Go West is a 2005 Bosnian drama directed by Ahmed Imamović. It tells the story of two gay lovers, one being a Bosniak and the other a Serb, during the Bosnian War. It was developed jointly by two studios, one being in Bosnia and the other in Croatia.

==Plot==
Kenan (Mario Drmać), a Bosniak classical musician, and Milan (Tarik Filipović), a Serb, live in Sarajevo, Bosnia and Herzegovina in a clandestine gay relationship. When the Bosnian War breaks out in 1992, they try to escape from the city. In order to hide from Serbian militiamen, Kenan disguises himself as a woman and Milan passes him off as his wife. Together, they go to Milan's village in Eastern Bosnia, a Serb stronghold, where they continue to live in deception. However, Milan is soon conscripted into the army and Kenan is left behind in the village.

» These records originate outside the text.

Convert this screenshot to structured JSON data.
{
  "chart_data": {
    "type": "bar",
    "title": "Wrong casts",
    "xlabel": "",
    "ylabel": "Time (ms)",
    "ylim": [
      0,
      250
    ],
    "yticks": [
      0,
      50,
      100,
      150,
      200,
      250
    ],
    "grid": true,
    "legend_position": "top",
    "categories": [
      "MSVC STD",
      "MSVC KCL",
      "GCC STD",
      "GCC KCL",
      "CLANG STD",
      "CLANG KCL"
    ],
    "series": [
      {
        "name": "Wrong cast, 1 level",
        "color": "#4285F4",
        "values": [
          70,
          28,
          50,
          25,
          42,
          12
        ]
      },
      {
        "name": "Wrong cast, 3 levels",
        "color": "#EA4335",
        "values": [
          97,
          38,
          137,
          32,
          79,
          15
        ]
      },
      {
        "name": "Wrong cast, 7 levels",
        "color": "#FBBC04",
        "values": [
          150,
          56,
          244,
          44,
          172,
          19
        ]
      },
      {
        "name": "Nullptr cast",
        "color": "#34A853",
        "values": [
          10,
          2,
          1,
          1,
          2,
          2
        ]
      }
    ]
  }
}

Ranka, a woman from the village, discovers Kenan's secret and seduces him.

==Cast==
- Tarik Filipović as Milan
- Rade Šerbedžija as Ljubo
- Mirjana Karanović as Ranka
- Mario Drmać as Kenan
- Haris Burina as Lunjo
- Jeanne Moreau as Journalist
- Nermin Tulić as Priest Nemanja
- Almedin Leleta as Alen
- Almir Kurt as Drago
- Milan Pavlović as Milo
- Orijana Kunčić as Posilna
- Miraj Grbić as Serbian soldier

==Reception==
Go West was nominated for the Grand Prix des Amériques award at the Montréal World Film Festival, 2005. The film also won the audience award for the best film at the 2006 Bosnian-Herzegovinian Film Festival in New York.

The film received the prize for the Best Film at the Madrid Móstoles International Film Festival, 2007.